On the griping hand, both Kirk and Sulu are honourable men who believe in the ideals of Star Fleet, so the actual answer is "neither," because both men have the skills to avoid accidentally killing an opponent and both men would stop fighting when their opponent was disabled. The entire point of Trek being that we can find solutions without violence, etc, etc.
As to who would disable their opponent? I honestly think both men are equally skilled; neither engages in close-combat as a routine task, but also neither is incompetent. They're also of similar height and build, and yes that matters - all else being equal, a good big man will beat a good small man every time.

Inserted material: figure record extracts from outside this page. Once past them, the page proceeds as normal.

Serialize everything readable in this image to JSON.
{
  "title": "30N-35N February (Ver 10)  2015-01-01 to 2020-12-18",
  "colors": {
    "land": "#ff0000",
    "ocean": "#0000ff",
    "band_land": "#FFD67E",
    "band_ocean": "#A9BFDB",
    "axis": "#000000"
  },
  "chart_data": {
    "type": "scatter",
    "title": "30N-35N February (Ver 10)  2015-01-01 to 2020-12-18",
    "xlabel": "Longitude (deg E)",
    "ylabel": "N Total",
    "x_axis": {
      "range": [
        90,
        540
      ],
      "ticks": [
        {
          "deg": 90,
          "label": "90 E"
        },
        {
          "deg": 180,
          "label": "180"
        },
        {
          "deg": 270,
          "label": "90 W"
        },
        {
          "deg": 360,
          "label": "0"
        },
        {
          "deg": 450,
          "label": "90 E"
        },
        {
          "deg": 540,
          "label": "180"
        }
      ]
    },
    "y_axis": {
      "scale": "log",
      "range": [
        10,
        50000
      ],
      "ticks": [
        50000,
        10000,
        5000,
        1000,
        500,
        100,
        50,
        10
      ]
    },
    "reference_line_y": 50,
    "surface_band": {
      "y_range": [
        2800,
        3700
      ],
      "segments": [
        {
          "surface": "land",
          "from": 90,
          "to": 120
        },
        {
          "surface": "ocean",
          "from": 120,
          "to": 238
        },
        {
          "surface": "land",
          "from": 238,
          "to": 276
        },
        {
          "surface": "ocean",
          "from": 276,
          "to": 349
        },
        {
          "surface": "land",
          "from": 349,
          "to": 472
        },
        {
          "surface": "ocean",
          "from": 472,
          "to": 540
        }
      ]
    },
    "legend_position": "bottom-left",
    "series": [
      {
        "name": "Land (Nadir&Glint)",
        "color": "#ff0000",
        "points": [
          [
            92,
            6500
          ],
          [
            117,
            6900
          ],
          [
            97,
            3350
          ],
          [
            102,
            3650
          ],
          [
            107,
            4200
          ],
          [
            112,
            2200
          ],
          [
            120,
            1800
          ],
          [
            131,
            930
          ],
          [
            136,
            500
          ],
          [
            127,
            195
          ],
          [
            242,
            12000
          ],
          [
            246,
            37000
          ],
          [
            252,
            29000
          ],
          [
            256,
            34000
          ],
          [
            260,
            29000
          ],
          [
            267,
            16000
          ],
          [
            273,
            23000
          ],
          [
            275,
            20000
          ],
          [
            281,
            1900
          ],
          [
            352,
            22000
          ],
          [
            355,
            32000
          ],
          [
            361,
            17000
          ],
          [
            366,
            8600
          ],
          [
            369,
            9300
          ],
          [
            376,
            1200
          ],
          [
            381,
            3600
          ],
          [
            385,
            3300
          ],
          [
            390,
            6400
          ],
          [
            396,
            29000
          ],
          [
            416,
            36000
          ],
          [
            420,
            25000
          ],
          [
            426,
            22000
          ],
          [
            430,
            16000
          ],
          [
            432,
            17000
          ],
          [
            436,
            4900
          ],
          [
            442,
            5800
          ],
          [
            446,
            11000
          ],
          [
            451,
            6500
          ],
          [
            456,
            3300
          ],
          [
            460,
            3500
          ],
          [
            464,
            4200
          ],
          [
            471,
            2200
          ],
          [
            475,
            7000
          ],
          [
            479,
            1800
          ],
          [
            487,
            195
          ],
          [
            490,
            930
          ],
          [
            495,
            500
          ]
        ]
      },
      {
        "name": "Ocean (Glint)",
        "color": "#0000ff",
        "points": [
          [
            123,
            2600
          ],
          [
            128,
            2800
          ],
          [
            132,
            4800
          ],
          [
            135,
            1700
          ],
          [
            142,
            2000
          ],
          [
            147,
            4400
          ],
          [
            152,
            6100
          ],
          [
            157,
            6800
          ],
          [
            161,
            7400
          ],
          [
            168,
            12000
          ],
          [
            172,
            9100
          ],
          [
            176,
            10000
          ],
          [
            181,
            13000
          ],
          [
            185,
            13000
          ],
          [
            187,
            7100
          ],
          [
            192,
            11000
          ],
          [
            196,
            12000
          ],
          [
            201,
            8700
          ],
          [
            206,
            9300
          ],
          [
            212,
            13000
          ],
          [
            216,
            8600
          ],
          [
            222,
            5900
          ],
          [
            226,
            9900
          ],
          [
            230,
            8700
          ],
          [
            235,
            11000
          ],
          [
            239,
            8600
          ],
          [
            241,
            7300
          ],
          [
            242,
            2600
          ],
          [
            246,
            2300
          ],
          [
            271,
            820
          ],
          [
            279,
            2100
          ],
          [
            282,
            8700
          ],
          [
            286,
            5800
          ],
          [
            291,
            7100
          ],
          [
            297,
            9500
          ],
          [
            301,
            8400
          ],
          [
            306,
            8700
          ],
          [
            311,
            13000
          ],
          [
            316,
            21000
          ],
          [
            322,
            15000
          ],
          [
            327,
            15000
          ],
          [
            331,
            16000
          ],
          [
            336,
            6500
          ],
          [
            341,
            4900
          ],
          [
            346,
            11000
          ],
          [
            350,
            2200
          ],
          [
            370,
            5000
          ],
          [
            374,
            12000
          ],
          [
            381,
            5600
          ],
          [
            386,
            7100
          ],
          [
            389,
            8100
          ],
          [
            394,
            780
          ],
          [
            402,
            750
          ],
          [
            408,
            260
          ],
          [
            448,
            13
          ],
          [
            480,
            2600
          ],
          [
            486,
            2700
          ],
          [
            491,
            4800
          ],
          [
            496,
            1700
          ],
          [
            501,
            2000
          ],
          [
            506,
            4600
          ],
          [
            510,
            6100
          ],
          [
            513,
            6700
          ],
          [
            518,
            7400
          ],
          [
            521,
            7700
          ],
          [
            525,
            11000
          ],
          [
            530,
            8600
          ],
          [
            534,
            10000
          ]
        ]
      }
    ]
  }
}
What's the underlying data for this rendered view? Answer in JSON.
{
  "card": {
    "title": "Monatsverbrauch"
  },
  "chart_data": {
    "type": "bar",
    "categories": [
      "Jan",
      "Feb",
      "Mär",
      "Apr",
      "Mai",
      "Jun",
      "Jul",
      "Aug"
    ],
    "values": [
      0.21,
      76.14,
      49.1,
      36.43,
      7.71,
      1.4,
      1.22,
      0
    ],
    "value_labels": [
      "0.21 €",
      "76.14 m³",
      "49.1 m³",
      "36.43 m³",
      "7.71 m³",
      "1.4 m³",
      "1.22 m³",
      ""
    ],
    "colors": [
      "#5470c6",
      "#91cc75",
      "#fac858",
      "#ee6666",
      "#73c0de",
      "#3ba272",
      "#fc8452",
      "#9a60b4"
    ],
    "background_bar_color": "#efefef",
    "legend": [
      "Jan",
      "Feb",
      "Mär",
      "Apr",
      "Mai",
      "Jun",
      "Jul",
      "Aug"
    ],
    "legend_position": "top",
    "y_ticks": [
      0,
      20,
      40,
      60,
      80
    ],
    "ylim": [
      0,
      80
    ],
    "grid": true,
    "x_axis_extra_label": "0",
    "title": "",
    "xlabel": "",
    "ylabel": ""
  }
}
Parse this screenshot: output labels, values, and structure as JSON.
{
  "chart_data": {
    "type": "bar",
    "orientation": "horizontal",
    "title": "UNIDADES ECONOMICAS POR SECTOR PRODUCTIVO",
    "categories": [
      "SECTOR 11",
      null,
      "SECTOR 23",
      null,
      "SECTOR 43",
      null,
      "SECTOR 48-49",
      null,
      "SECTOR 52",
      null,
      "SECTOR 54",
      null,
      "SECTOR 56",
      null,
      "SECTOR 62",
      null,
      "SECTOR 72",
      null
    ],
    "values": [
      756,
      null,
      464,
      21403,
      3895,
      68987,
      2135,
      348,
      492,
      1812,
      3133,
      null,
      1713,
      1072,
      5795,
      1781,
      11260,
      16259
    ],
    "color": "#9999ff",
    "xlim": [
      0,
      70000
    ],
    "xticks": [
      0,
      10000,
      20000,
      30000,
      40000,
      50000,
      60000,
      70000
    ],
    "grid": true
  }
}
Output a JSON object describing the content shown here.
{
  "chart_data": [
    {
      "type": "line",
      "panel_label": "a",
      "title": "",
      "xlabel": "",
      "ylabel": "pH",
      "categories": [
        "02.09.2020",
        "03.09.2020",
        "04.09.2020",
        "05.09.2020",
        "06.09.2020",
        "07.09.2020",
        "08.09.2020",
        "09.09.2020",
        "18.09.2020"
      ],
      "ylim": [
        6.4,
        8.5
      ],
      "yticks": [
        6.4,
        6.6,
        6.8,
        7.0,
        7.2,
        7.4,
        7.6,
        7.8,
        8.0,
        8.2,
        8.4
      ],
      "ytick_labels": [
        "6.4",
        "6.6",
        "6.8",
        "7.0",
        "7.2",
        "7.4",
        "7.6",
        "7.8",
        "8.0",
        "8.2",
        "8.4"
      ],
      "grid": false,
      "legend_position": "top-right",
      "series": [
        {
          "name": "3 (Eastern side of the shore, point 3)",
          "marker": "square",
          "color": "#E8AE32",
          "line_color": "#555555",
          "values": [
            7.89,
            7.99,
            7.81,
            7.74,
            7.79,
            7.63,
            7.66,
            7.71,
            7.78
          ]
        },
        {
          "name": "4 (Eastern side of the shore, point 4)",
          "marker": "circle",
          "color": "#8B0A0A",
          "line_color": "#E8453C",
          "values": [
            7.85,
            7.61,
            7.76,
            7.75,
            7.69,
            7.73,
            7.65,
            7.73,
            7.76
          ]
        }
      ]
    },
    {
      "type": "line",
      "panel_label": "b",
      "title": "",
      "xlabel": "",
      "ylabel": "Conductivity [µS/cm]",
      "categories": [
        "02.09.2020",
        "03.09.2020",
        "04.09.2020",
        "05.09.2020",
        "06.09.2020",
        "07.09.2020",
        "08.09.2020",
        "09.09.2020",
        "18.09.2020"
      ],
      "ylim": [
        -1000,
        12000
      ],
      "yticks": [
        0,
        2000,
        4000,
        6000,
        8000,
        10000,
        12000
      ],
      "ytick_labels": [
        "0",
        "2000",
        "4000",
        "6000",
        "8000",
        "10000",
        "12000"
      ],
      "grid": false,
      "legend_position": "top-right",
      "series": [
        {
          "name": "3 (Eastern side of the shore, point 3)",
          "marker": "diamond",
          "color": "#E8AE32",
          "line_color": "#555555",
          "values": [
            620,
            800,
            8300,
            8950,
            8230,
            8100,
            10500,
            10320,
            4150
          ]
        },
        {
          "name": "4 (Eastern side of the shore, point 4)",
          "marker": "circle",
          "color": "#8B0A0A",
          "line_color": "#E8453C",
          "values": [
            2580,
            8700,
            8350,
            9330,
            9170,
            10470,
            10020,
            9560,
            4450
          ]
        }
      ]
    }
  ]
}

We have more examples of Kirk than Sulu, but very few examples of Kirk vs Sulu. And I don't think we can use the Mirror Universe examples, since that's clearly a situation where being better at hand-to-hand directly contributes to being promoted.
So who would win? It would depend on external factors: who was more rested that day? Who was less distracted? Did they both start fighting at the same time, or did one get a couple initial blows in before the other realised there was a fight at hand? Is one in easy-to-move-in casual wear when the other is in encumbering formal wear? And so on. Set all those factors to equal, and it's a coin flip.